Acta Fabula
ISSN 2115-8037

2010
Juillet 2010 (volume 11, numéro 7)
Catherine Nicolas

Convertir par le roman ?

Catalina Girbea, Communiquer pour convertir dans les romans du graal (XIIe-XIIe siècles), Paris : Éditions Classique Garnier, coll. « Bibliothèque d’histoire médiévale », 2010, 482 p., EAN 9782812401077.
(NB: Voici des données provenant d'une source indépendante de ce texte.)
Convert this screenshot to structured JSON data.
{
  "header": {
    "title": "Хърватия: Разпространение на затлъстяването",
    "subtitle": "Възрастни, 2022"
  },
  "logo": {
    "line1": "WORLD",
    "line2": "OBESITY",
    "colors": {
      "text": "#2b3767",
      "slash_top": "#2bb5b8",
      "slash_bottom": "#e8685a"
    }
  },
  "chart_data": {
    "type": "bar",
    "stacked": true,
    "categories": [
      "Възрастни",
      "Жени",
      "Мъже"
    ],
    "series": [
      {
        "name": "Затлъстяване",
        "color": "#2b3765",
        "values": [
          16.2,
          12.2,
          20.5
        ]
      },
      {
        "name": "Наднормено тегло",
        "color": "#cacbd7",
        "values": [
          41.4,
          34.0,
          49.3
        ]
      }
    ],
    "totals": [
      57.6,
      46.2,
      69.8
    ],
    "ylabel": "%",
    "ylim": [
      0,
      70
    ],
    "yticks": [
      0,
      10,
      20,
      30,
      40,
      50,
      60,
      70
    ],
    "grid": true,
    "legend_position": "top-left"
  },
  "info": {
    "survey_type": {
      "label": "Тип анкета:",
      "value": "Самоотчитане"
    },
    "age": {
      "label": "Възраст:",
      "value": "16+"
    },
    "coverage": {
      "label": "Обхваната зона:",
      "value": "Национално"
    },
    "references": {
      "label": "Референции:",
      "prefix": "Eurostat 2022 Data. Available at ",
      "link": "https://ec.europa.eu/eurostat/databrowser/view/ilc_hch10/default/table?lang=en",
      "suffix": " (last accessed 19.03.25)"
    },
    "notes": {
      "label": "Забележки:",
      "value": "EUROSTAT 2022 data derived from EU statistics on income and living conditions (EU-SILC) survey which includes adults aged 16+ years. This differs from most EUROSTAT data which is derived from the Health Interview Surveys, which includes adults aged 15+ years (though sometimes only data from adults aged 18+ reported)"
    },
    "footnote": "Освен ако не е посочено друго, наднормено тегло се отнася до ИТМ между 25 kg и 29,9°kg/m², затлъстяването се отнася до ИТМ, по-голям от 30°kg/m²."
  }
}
1Avec Communiquer pour convertir, Catalina Girbea entend revenir sur les stratégies de la conversion intime du lecteur chrétien (métanoïa) et les supports du « message chrétien », dans des romans qui, paradoxalement, appartiennent à la tradition arthurienne et relèvent par là du divertissement. Elle justifie son approche pragmatique par l’intérêt grandissant que les savants manifestent pour le langage au XIIIe siècle, en précisant que « si la pragmatique se donne comme une branche de la linguistique ayant vu le jour au XXe siècle, […] les penseurs médiévaux se préoccupent de manière cohérente des éléments comme l’intention, la visée du discours, l’énoncé et l’énonciation » (p. 28-29). C. Girbea s’appuie sur le traité De modus significandi de Roger Bacon (c.1270) qu’elle présente comme l’aboutissement théorique de la pratique franciscaine des quarante années précédentes, et emprunte au philosophe la notion d’intention, en soulignant que « l’émergence de la notion d’intention du locuteur, l’insistance sur le fait que chaque acte de langage peut et doit viser à un but concret et à la production d’un acte, montrent suffisamment que le XIIIe siècle connaît un effort conscient d’élaboration d’une théorie des actes de langage. » (p. 31) Dans ce cadre, l’intérêt pour le langage vient comme corollaire du recul de la violence et signe l’émergence d’une « communication religieuse » (p. 31) propre au XIIIe siècle et lisible dans les « messages de conversion livrés par la légende arthurienne » (p. 31).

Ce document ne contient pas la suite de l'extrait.